Challenges for Quantitative Biomedicine

Biomedical data have already attained a scale, diversity and potential that are unprecedented.

Data is the new oil. It's valuable, but if unrefined it cannot really be used. It has to be changed into gas, plastic, chemicals, etc to create a valuable entity that drives profitable activity; so must data be broken down, analyzed for it to have value.

Biomedical data have already attained a scale, diversity and potential that are unprecedented. Vast amounts of patient data are being generated by DNA sequencers, imagers and wearable devices, with such data here and elsewhere expected to double every 73 days by 2020. Thousands of genomes have already been sequenced in Edinburgh, exomes  are being sequenced at >5 an hour worldwide, and 500 million patients worldwide are being tracked by patient monitors.

Nevertheless, large biomedical data sets need to be transformed into knowledge and hypotheses. To do so will often require team science and individuals with rare skills, each spanning traditional disciplines: a) recasting and linking data into usable forms; b) translating the jargon, tenets and assumptions of one discipline into another; and, c) identifying the optimal analytical approach and experimental design with which to answer the most important biomedical questions. A project is rarely understood deeply and completely by one researcher, and a team is formed by individuals with interlocking sets of complementary skills who can consider study limitations and opportunities which lie outside of their previous experience.

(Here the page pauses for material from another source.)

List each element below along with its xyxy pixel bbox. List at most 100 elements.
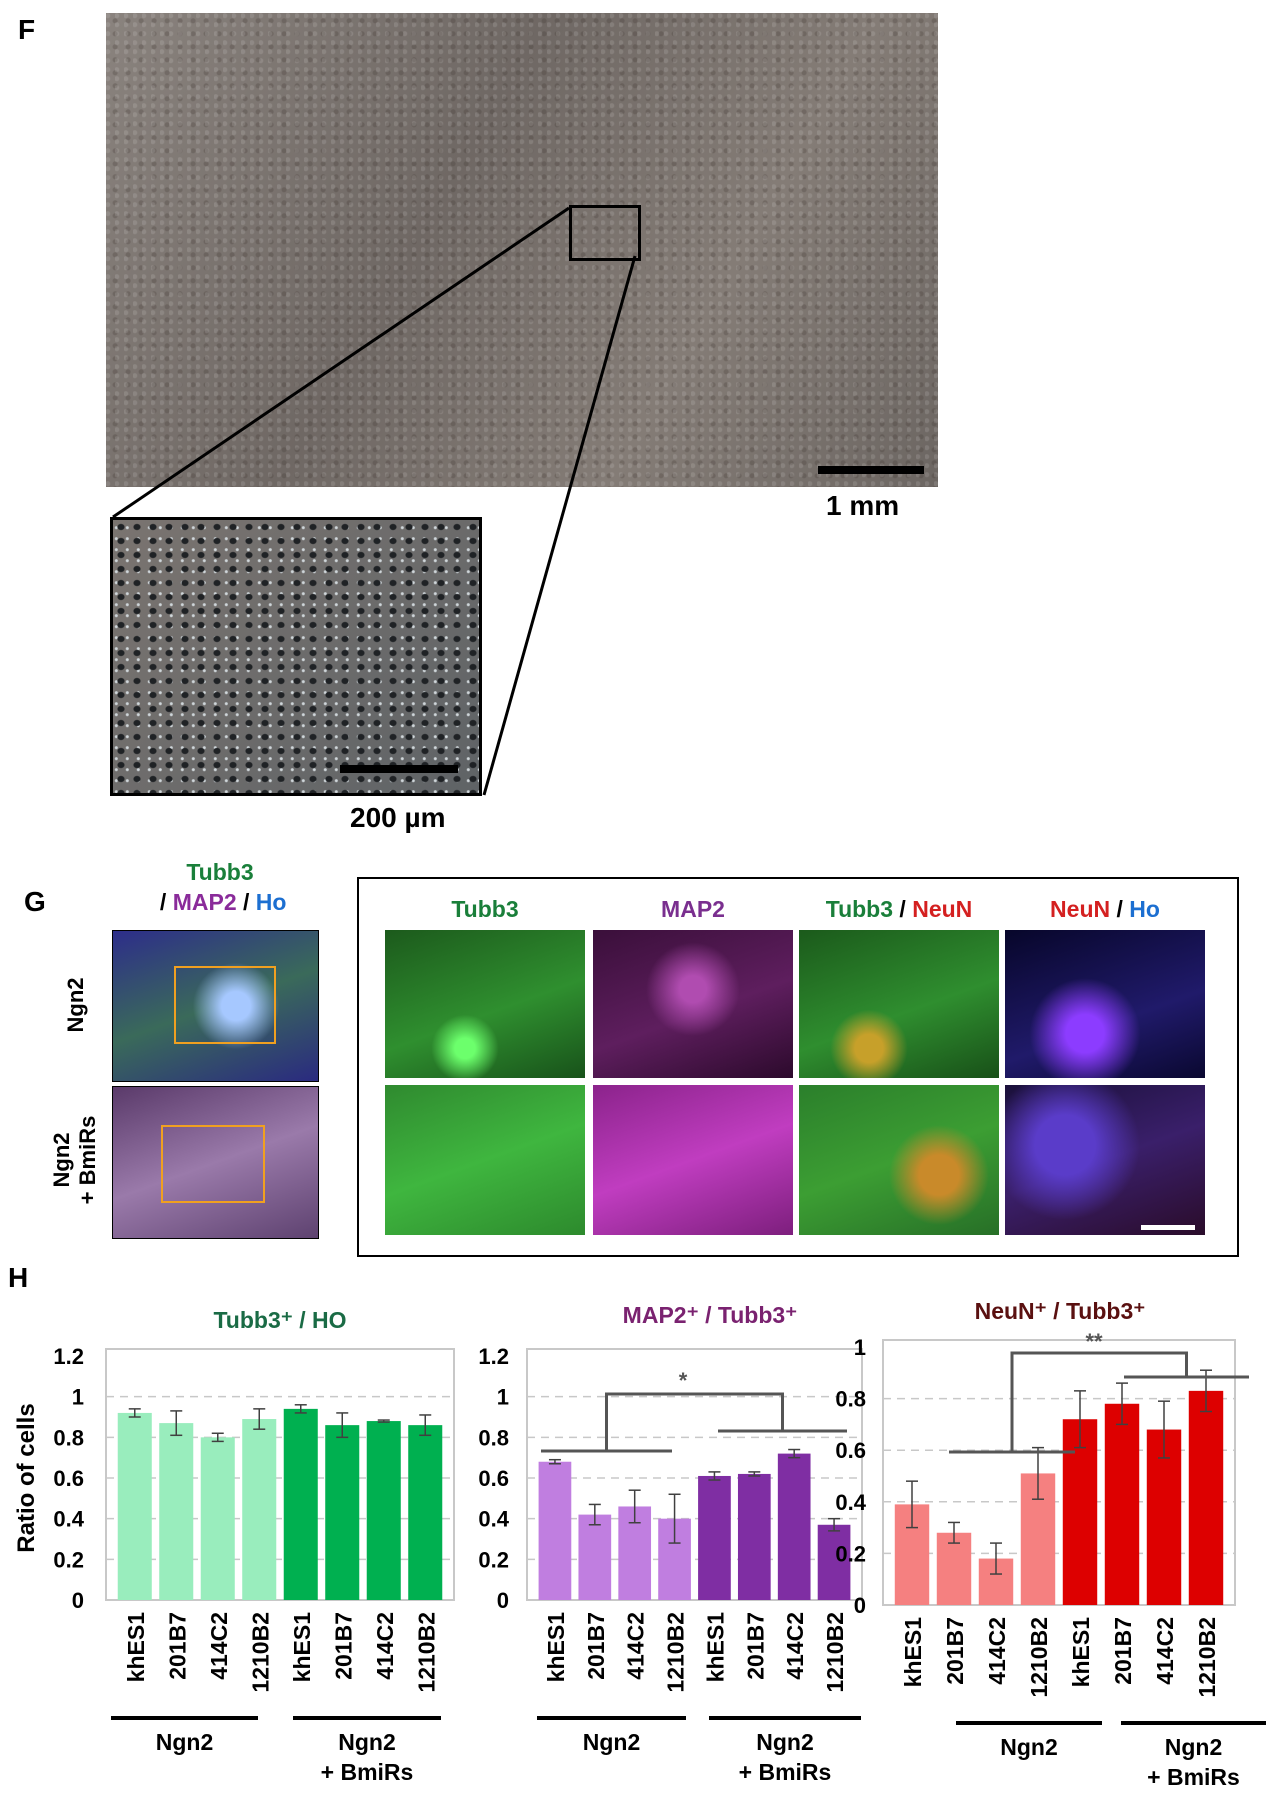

We are in a unique position to deliver on the promise of the transformative, diverse and vast data sets that are increasingly being generated - in genomics, phenomics and imaging, and within the NHS, for example. To do so we are to build a bridge between the local world-class expertise in (bio)informatics and its high-value resources (CHI numbers, population sciences, genomics and clinical genetics). Across this bridge will travel diverse skills' sets and early career researchers who will become academic, healthcare and industrial leaders, addressing important biomedical questions using complex and large data sets. These questions cannot be addressed today because of the current lack of such agile researchers of tomorrow.